Şifrelenmiş veriler üzerinde şifre çözme işlemi olmadan hesaplama yapılmasına olanak tanıyan bir şifreleme şemasıdır. Girdiler, hesaplamalar ve çıktılar uçtan uca şifrelenmiş halde kalır. Güvenlik, örgü problemleri gibi karmaşık matematiksel problemlere dayanır. Teorik olarak tam hesaplama yetenekleri sunmasına rağmen, son derece yüksek hesaplama maliyetleri yaratır. Son yıllarda, performansı artırmak amacıyla çeşitli algoritmalar, özel kütüphaneler (örneğin Zama’nın TFHE-rs ve Concrete) ve donanım hızlandırıcıları (Intel HEXL, FPGA/ASIC) üzerinde optimizasyon çalışmaları yürütülmektedir. Ancak FHE hâlâ yavaş fakat istikrarlı ilerleyen bir teknolojidir.
Intel SGX, AMD SEV ve ARM TrustZone gibi işlemci üreticileri tarafından sağlanan güvenilir donanım modülleriyle çalışan, izole edilmiş güvenli bir bellek alanında kod çalıştırılmasına olanak tanır. Bu yapı, dış yazılım ve işletim sistemlerinin işlem verileri ve yürütme durumuna erişmesini engeller. Donanım güven köküne dayanan TEE, genellikle düşük iş yüküyle çalışır ve yerel hesaplamaya yakın performans sunar. Uygulamalar için gizli yürütme imkânı tanısa da güvenliği, donanım üreticisinin uygulamasına ve sağladığı firmware yazılımına bağlıdır. Bu durum, potansiyel arka kapı ve yan kanal saldırı risklerini beraberinde getirir.

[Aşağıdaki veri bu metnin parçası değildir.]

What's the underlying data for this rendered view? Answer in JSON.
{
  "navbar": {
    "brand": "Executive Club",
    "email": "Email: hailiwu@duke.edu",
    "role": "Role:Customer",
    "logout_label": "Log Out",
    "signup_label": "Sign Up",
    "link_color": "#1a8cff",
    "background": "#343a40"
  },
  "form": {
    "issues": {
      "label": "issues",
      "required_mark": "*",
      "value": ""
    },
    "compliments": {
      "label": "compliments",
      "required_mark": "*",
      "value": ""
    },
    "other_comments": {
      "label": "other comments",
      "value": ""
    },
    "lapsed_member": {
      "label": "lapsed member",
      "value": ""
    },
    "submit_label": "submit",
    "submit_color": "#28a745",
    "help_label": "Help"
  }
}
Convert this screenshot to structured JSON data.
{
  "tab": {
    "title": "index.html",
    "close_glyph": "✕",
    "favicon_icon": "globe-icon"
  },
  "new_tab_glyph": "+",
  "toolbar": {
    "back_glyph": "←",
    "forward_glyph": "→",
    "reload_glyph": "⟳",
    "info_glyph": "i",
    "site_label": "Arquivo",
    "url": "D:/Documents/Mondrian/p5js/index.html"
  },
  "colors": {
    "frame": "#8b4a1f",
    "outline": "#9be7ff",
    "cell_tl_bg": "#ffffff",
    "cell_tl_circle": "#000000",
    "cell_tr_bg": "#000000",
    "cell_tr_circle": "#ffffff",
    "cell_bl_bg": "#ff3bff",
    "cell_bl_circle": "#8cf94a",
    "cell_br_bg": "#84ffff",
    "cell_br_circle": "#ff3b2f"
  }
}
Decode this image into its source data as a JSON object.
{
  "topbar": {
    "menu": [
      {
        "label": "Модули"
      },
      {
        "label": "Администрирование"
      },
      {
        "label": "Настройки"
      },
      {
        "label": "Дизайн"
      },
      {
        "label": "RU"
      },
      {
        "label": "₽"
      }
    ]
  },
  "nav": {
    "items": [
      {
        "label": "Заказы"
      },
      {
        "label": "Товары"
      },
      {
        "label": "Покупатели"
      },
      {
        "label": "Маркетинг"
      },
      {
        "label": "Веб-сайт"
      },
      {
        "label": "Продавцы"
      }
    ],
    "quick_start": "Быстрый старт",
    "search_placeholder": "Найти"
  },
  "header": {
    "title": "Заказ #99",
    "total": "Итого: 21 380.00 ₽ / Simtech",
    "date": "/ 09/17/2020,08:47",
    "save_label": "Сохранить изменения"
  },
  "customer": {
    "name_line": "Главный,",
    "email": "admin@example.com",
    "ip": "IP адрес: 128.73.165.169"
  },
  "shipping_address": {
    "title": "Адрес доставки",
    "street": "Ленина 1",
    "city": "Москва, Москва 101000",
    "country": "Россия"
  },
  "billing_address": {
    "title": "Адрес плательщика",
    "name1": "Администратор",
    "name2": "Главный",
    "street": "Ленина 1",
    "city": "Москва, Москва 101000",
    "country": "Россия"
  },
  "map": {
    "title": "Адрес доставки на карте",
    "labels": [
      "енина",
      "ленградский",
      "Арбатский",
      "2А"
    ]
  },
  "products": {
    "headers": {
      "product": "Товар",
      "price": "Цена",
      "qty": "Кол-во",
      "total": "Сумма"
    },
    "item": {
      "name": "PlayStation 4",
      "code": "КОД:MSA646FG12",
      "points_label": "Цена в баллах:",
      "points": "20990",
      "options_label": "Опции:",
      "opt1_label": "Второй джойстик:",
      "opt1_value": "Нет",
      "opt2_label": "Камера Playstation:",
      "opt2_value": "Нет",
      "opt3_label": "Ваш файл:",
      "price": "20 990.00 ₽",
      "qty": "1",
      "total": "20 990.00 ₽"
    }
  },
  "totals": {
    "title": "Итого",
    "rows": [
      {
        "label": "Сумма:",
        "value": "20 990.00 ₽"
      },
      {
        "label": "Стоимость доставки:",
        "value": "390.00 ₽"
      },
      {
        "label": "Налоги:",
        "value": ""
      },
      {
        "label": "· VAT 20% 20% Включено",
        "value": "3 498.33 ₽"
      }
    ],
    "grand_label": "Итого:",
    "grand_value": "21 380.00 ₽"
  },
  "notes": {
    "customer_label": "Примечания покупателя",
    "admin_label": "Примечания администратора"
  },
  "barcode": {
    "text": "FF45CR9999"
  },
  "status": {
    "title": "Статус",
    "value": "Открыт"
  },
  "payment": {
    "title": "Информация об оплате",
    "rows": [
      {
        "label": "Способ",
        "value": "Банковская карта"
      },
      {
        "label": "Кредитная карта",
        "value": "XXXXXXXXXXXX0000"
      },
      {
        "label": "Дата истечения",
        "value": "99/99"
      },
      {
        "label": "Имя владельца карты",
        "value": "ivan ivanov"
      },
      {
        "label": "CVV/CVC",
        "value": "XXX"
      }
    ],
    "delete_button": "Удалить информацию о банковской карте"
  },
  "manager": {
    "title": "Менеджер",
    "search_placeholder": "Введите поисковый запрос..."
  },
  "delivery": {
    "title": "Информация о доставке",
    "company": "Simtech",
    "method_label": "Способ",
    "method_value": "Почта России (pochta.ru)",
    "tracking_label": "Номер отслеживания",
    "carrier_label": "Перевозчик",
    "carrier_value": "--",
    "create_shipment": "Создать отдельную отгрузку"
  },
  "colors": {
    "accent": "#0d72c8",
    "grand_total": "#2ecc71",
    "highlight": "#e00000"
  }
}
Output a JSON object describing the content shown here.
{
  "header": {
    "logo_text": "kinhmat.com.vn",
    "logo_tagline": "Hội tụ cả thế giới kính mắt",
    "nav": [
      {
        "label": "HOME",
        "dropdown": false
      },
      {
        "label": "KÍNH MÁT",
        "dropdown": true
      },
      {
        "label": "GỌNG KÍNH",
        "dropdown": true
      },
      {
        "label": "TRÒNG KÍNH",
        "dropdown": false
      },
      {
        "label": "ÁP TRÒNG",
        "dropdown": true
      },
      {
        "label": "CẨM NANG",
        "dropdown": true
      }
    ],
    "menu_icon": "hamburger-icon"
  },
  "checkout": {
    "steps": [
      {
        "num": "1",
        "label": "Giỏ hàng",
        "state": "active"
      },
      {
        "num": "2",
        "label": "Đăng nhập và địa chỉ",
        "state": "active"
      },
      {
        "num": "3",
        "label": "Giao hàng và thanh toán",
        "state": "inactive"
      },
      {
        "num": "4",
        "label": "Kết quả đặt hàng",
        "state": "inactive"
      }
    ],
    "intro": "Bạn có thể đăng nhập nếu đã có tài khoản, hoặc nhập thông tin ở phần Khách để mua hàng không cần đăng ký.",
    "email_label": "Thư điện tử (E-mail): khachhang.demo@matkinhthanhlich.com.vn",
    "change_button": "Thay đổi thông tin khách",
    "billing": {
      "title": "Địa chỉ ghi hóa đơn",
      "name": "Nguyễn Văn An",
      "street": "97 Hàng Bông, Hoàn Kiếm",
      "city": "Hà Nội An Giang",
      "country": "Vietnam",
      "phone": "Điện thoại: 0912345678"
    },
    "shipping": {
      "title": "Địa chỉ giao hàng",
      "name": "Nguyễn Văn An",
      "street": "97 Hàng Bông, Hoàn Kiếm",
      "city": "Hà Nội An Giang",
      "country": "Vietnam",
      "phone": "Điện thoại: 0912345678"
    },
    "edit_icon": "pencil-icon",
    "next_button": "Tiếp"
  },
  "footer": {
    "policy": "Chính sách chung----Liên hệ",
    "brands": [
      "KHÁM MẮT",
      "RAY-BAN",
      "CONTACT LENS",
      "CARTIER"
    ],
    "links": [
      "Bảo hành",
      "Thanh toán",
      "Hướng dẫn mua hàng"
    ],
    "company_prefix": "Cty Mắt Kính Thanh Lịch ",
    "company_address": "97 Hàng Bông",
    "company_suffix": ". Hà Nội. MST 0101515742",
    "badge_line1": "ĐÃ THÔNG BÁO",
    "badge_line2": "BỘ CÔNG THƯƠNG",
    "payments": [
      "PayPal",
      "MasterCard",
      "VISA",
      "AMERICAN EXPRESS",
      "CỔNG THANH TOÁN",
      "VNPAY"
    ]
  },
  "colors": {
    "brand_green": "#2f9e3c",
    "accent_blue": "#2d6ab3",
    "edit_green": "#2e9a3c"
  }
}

Kriptografik protokoller aracılığıyla, birden fazla tarafın özel girdilerini ifşa etmeden ortak bir hesaplama yapmasına olanak tanır. MPC, tek bir güvenilir merkeze ya da donanıma dayanmaz. Ancak çok sayıda etkileşim gerektirdiğinden, yüksek iletişim yükü oluşturur. Performans, ağ gecikmeleri ve bant genişliği sınırlamaları gibi dış faktörlerden etkilenir. FHE ile karşılaştırıldığında, MPC daha düşük hesaplama yüküne sahiptir. Ancak yüksek uygulama karmaşıklığı ve özenle tasarlanmış protokoller ile sistem mimarileri gerektirir.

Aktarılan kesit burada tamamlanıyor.